When they wake her, the princess gives them a tour of the castle, which does seem to be a magical place. One room holds secret panels behind which are lots more magnificent jewels — this is where the princess’s came from, and among them what she tells them is a magic ring. Indeed, it proves so when the girl, on a dare, wishes herself to be invisible to prove it to them, and is shocked to find she actually IS invisible. She’s really Mabel Prowse, the daughter of the housekeeper, and now in lots of trouble!

Many wonderful adventures ensue, and as in most Nesbit books, the magic is very difficult and tricky, always leading to unexpected and sometimes dangerous results. Or funny ones, though not so funny to the children who have to deal with it. Nesbit’s book is much more than that, with romance and intrigue for adults as well as deep magic involving gods and dinosaurs and very creepy people made out of old clothing, secret passages and caves, and lots of insightful humor and social commentary as well as very realistic kids.

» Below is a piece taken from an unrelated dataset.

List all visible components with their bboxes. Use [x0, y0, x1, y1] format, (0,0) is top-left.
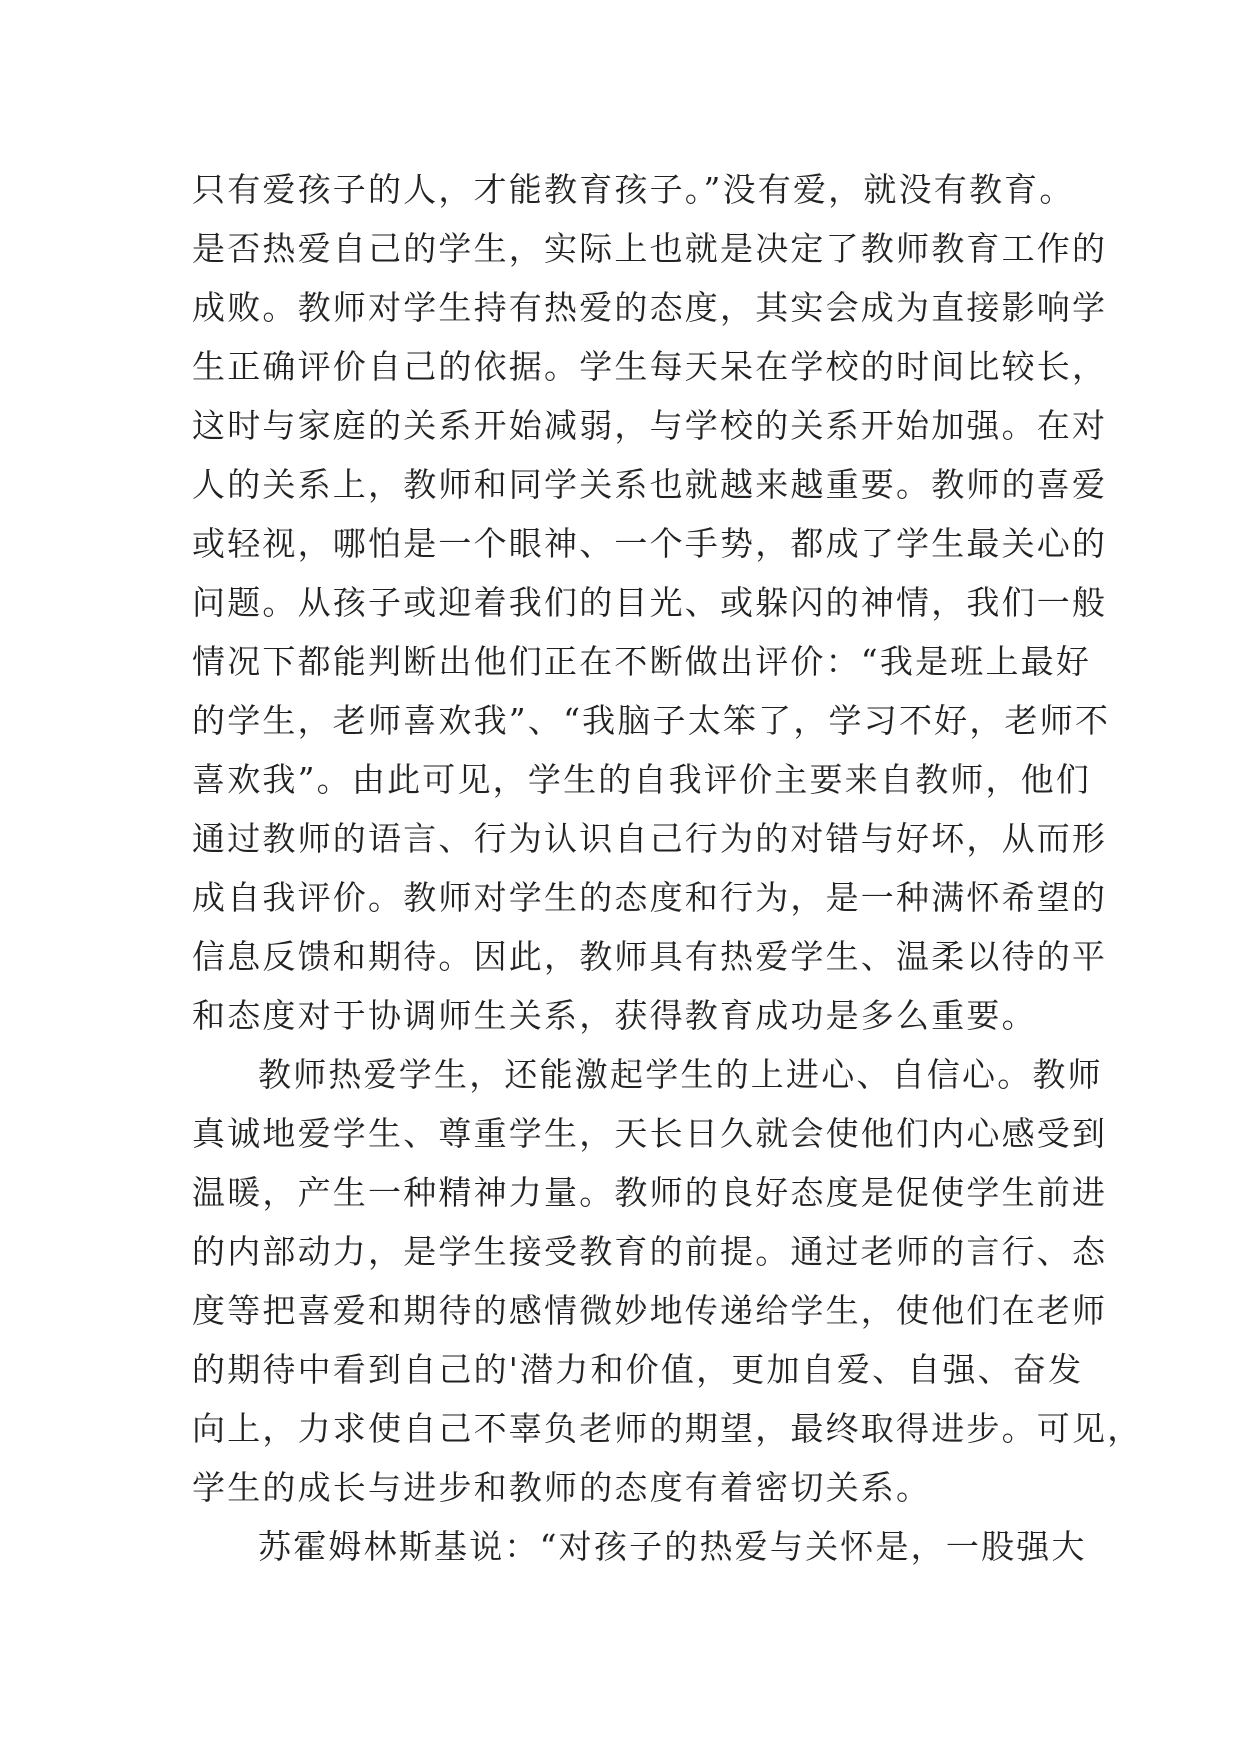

Now, about the iBook version. It’s a mess. I checked the Gutenburg Project original, and the mess began there, it’s where the iBook came from. Yes, it’s free, and one has to applaud that, but the book is full of confusing mistakes: lots of missing punctuation, for instance. Nesbit often used em dashes ( — ) in her writing. They’re all missing in the online version, making for some very odd sentences. For instance, in the original:

“I’m not—I’m alive—I’m talking to you.”

In the iBook: “I’m not I’m alive I’m talking to you.”

Many other errors; missing commas and periods, probably words and lines dropped out, though I didn’t check for that. Not to mention things like words italicized for emphasis that aren’t in the iBook. It’s great to have Nesbit’s work available to anyone with a computer, but too bad it’s such a mangled version. Having read it many times, I could enjoy it anyway, but someone reading it for the first time would find many things puzzling I think. And the original illustrations by H. R. Millar are also not in the iBook, though in the printed book I have they’re reproduced quite badly, so that’s not good either.

In any case, if you like adventures with magic in them, this is a classic. Highly recommended.